Dans la nuit du 22 au 23 mai 2026, une fusillade a éclaté à Vic-la-Gardiole, une commune de près de 3 500 habitants située entre Montpellier et Sète, faisant un blessé grave. Le tireur présumé, âgé de 18 ans, a été arrêté et placé en détention provisoire, tandis que son complice présumé, un mineur de 16 ans, a été placé sous contrôle judiciaire.
Huit coups de feu en deux salves
Selon les informations de Midi Libre, les faits se sont déroulés vers 1 heure du matin sur la place du village, où un groupe de jeunes était rassemblé. Deux individus sont arrivés en voiture. Le passager est descendu et a ouvert le feu avec une arme de poing, tirant quatre balles. Il est ensuite remonté dans le véhicule, a parcouru quelques centaines de mètres, puis est revenu sur ses pas et a de nouveau tiré quatre fois sur le groupe qui portait secours à la première victime.

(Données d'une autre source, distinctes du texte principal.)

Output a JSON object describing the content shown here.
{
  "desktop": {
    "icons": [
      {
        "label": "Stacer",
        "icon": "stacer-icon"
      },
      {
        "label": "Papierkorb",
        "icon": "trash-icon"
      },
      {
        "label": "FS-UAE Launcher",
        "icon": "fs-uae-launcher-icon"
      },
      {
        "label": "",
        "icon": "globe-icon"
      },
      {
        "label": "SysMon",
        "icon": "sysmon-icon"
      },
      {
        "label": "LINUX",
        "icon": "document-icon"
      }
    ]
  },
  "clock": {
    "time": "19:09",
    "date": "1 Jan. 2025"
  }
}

Blessée grièvement, la victime a été transportée à l'hôpital avec un pronostic vital engagé. Elle est depuis hors de danger, selon les sources proches de l'enquête.
Rivalité familiale sur fond amoureux
L'enquête, menée par les gendarmes de la brigade de recherches de Castelnau-le-Lez, a révélé que cette fusillade résultait d'une rivalité entre deux familles, qui couvait depuis près de huit mois, en lien avec une histoire amoureuse. Les enquêteurs ont identifié deux suspects : le tireur présumé, âgé de 18 ans, et celui qui lui aurait servi de chauffeur, âgé de 16 ans et sans permis de conduire.
Les deux ont été interpellés à leur domicile et présentés au juge des libertés et de la détention le 3 juillet 2026. Le procureur de la République a ouvert une information judiciaire pour tentative d'assassinat.
Le tireur écroué, le mineur sous contrôle judiciaire
Défendu par Me Luc Abratkiewicz, le tireur présumé a été mis en examen pour tentative d'assassinat et placé en détention provisoire. Quant au mineur, défendu par Me Marc Gallix, il a été mis en examen pour complicité de tentative d'assassinat mais placé sous contrôle judiciaire strict. Son avocat a plaidé qu'il était primo-délinquant et sans lien avec la rivalité à l'origine du conflit, ce qui a été retenu par le juge.